Pressurized metered-dose inhalers (pMDIs) have been recognized as potential devices for the delivery of systemically acting drugs, including biomolecules, to and through the lungs. The development of excipients capable of imparting stability to suspension formulations in hydrofluoroalkane (HFA) propellants is, therefore, of great relevance. This is especially true in this case since many of the drug molecules of interest are poorly soluble in HFAs and need to be formulated as dispersions. Steric stabilization is one possible mechanism for stabilizing colloidal dispersions in low dielectric media such as HFAs. Effective surface active agents will have an anchor moiety that interacts favorably with the dispersed phase (active drug), and a stabilizing group that is well solvated by the propellant medium (HFA). Understanding the interaction between HFAs and candidate stabilizing moieties is, therefore, crucial for the design of novel excipients for suspension-based pMDIs.
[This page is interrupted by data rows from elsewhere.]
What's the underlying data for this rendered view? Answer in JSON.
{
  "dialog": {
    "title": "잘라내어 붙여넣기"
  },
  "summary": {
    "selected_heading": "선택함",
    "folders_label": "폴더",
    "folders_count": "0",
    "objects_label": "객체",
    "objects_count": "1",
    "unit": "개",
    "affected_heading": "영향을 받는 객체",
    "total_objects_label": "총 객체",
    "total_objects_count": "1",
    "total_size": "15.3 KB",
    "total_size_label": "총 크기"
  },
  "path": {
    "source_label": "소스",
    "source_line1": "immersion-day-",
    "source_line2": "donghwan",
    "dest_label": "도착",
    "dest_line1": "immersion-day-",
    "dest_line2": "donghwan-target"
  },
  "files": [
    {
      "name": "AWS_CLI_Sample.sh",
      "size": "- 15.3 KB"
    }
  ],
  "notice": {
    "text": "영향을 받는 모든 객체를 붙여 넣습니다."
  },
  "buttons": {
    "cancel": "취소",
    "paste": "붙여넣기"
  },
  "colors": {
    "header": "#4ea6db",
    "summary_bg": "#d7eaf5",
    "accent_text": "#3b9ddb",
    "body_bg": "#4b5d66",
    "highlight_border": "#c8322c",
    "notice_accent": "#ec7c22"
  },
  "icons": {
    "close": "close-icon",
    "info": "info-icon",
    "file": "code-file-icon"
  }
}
In this work we use ab initio calculations and chemical force microscopy (CFM) to quantitatively quantify the HFA-philicity of the biodegradable and biocompatible ester moiety. The complementary information obtained form the binding energy calculations and adhesion force measurements are used to gain microscopic insight on the relationship between the chemistry of the moiety of interest and its solvation in HFA. A lactide-based copolymer surfactant was synthesized and characterized, and its ability to stabilize a dispersion of micronized budesonide in situ in HFA227 (1,1,1,2,3,3,3-heptafluoropropane) was demonstrated. These results corroborate the ab initio calculations and CFM, and show that the ester-based moiety is a suitable candidate for enhancing stability of dispersions in HFA-based pMDIs.

Keywords: ab initio calculations; chemical force microscopy; hydrofluoroalkanes; inhalers; pressurized metered-dose inhalers (pMDIs); surfactants; pulmonary drug delivery, budesonide.